İBB 2010 yılı başlarında Çamlıca Tepesi’nde yeni bir TV-radyo anteni projesi elde edilmesi için açmayı düşündüğü uluslararası fikir projesiyle ilgili olarak UIA’ya başvurmuş, UIA, Ulusal Kesim olan Mimarlar Odası’nın görüşünü talep etmiştir.

UIA’ya gönderilen yanıtta projenin, İstanbul silüetine, topografyaya, doğasına ve kültürel değerlerine verebileceği tahribatı anlatan 24 Mayıs 2010 tarihli rapor verilmiştir. UIA bu rapor üzerine ‘Mektupta belirttiğiniz görüşler, bir miras alanı olan Çamlıca Tepesi’nde yeni bir TV-radyo anteni projesi yapılmasına karşı olma nedenlerinizin haklılığını ortaya koymaktadır. Bu görüşünüzü, ThyssenKrupp’taki ilgili kişilerle de paylaşarak, bu proje için, Oda ile işbirliği içinde daha uygun bir yer bulmalarını önereceğiz’ şeklinde yanıt vermiştir.

İBB ve ThyssenKrupp ortaklığında açılması düşünülen yarışmanın içeriği ve yeri değiştirilerek farklı bir yarışma organize edilmiştir.

Uluslararası yarışma açılamayınca İBB, Mimarlar Odası görüşlerine katılan jüri üyelerini de devre dışı bırakarak ulusal ölçekte bir yarışma açmıştır. ‘Fikir Yarışması’ adı verilerek Mimarlar Odası’nı devre dışı bırakan bu yarışmanın sonunda tasarımın niteliğinden bağımsız olarak bir kent suçunun ortaya çıkması kaçınılmazdır.

Odamız, meslektaşlarımızın, bir kent suçu yaratma sürecine katılmamaları gerektiği düşüncesiyle, yarışmaya katılmamalarını tavsiye etme kararı almıştır.”

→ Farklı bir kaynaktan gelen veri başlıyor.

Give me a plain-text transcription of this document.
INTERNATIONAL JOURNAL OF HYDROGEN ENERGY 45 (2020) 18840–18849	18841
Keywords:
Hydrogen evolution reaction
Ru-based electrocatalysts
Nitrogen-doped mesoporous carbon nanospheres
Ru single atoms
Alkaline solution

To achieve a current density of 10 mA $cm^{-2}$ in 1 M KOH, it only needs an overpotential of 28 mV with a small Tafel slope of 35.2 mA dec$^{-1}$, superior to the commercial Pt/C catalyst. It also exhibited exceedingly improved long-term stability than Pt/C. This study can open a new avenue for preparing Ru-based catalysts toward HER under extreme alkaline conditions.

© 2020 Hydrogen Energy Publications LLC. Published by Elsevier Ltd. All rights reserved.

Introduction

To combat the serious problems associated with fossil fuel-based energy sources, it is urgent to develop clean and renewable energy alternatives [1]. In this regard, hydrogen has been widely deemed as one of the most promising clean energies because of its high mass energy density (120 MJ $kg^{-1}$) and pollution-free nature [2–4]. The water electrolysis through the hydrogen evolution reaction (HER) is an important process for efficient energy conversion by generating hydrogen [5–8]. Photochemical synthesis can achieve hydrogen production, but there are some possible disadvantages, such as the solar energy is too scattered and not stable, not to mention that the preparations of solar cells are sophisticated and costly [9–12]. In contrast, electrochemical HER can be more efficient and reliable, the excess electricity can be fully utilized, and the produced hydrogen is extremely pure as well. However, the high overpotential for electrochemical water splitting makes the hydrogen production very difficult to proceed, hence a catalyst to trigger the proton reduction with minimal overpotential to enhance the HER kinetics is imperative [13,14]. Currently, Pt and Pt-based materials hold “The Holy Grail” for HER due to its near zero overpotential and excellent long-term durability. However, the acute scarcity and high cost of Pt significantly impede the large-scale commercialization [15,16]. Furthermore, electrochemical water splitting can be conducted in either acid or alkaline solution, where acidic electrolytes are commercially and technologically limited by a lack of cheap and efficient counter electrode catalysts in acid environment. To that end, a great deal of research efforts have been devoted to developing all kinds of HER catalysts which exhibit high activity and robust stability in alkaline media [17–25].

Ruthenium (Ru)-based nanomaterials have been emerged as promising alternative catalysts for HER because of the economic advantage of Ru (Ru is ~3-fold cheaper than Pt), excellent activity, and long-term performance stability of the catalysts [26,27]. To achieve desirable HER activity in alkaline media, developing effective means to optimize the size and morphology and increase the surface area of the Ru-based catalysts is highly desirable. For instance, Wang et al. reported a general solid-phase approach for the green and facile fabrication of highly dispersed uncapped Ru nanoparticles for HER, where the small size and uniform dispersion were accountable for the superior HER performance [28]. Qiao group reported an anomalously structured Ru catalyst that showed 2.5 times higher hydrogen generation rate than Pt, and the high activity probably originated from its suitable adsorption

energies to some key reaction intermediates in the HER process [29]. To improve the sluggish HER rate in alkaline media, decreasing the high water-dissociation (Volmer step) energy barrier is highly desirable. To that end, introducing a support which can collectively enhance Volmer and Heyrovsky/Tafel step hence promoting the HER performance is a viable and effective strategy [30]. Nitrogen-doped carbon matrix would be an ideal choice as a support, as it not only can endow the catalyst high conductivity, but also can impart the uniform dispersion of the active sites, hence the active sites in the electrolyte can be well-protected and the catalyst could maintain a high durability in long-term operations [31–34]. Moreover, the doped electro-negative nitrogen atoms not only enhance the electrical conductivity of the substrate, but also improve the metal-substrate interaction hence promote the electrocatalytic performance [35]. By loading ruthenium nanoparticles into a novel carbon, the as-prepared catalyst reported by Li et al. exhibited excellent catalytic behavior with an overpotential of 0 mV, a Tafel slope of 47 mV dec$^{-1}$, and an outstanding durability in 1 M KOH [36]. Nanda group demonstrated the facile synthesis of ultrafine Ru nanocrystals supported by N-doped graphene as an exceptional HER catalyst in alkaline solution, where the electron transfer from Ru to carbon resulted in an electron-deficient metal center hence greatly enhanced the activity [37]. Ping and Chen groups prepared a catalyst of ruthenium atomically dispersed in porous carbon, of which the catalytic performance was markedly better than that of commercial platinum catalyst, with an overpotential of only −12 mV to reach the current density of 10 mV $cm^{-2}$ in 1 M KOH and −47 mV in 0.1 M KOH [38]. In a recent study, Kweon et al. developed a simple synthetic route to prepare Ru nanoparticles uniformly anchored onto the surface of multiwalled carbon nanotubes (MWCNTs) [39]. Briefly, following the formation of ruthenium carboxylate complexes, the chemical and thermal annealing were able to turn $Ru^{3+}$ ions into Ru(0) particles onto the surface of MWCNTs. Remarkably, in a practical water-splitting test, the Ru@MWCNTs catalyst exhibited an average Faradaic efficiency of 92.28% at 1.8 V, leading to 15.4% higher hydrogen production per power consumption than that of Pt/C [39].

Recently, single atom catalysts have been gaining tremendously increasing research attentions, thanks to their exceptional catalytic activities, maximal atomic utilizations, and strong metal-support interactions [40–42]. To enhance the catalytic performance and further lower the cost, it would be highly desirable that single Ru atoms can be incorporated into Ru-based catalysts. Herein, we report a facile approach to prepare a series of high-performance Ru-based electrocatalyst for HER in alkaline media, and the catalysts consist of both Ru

“Çamlıca Tepesi TV Radyo Kulesi Fikir Projesi Yarışması” olarak yaklaşık 1 ay önce açılan yarışmanın raportörlerinden Filiz Taş, Mimarlar Odası ile ilgili şu an herhangi bir problem söz konusu olmadığını, bahsedilen tepkinin katılımlarda gözlemlenmediğini söyledi. 10 Mayıs günü başvuruların sona erdiği yarışmaya, 100-110 arası bir katılım söz konusu.

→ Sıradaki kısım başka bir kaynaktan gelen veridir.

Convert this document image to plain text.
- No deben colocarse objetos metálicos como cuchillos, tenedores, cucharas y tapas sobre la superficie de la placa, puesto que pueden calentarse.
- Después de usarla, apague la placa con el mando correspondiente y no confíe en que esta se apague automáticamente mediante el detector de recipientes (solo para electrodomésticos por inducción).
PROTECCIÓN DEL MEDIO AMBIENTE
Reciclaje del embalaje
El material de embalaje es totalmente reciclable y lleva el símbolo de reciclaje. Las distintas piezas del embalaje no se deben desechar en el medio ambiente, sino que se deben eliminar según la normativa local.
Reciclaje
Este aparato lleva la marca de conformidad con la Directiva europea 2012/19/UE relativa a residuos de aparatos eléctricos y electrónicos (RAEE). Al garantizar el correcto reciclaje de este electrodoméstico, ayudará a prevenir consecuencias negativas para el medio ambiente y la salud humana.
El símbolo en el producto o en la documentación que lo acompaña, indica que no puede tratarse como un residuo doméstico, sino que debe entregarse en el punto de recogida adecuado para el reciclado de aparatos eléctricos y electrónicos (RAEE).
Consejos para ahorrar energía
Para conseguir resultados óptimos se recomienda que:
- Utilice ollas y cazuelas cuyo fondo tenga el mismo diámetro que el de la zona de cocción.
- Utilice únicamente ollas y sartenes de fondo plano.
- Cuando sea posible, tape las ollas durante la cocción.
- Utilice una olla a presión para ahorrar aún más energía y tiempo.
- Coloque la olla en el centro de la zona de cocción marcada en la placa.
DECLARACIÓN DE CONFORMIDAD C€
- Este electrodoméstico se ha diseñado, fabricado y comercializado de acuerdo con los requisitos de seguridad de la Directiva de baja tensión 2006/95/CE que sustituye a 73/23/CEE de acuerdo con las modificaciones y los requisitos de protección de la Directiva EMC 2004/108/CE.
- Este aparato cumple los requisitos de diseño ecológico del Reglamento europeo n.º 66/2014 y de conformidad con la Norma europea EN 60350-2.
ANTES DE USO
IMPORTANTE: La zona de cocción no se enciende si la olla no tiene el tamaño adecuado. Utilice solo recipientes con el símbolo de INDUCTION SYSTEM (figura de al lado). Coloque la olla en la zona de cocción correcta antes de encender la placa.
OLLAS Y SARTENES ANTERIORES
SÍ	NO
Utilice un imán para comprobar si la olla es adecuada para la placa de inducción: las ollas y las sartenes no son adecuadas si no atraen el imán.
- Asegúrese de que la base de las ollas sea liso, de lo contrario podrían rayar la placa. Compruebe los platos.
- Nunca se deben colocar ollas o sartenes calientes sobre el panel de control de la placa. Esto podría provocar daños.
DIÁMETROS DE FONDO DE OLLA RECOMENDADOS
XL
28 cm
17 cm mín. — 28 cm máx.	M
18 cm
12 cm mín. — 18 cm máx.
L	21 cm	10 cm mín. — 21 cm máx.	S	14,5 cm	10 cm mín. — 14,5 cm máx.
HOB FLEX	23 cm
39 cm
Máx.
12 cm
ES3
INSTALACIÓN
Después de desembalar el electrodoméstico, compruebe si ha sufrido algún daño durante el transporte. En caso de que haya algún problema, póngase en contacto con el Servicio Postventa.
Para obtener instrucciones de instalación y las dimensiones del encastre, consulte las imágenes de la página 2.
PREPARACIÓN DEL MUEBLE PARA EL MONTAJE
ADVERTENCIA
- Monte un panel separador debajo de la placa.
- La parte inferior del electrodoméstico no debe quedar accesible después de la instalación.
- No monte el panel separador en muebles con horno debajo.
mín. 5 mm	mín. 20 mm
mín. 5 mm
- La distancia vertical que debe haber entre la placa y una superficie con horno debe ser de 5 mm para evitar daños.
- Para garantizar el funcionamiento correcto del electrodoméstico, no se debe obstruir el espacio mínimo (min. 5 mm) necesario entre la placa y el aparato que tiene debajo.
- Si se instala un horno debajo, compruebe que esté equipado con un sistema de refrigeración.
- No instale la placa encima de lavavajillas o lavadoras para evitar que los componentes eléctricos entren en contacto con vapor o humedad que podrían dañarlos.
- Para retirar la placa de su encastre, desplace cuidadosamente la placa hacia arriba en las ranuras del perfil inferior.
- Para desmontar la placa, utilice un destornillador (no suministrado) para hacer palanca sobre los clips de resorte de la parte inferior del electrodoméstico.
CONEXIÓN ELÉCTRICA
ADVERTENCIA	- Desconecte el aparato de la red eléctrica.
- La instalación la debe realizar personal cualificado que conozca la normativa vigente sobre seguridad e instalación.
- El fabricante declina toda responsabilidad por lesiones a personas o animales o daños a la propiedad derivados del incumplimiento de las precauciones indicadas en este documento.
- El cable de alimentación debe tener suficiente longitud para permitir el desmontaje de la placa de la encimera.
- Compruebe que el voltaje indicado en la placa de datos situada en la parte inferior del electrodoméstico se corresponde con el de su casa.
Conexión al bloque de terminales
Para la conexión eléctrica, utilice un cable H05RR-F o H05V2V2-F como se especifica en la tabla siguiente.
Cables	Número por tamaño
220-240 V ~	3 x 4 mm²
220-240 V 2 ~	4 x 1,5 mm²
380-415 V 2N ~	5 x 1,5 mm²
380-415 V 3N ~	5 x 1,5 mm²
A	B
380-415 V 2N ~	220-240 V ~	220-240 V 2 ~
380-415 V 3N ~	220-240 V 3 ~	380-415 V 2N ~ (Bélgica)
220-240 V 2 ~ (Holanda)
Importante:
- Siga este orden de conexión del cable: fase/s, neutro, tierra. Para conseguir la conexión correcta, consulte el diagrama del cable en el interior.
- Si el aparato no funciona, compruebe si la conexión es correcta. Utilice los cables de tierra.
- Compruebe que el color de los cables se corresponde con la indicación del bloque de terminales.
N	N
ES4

Bu zamana kadar açılan yarışmaların birçoğunda da benzer sıkıntıları ya da daha farklısını görüyoruz. Sürekli açılan yarışmalar haklı olarak ya da olmayarak tartışılıyor, eleştiriliyor fakat herhangi bir çözüm getirilemiyor. Asıl sorun sistemin temelinde yatıyor. Yarışmaların ülkemizde tam olarak oturabilmesi için, ayrı bir disiplinin (yasaları, yönetmelikleri, bilim dalı ile) ve bilincin oluşturulması gerekir.

Yarışmalarda yaşanan tüm bu sıkıntıları görünce, ülkemizde “Sorunsuz bir yarışma var mıdır?” sorusu da akıllara geliyor.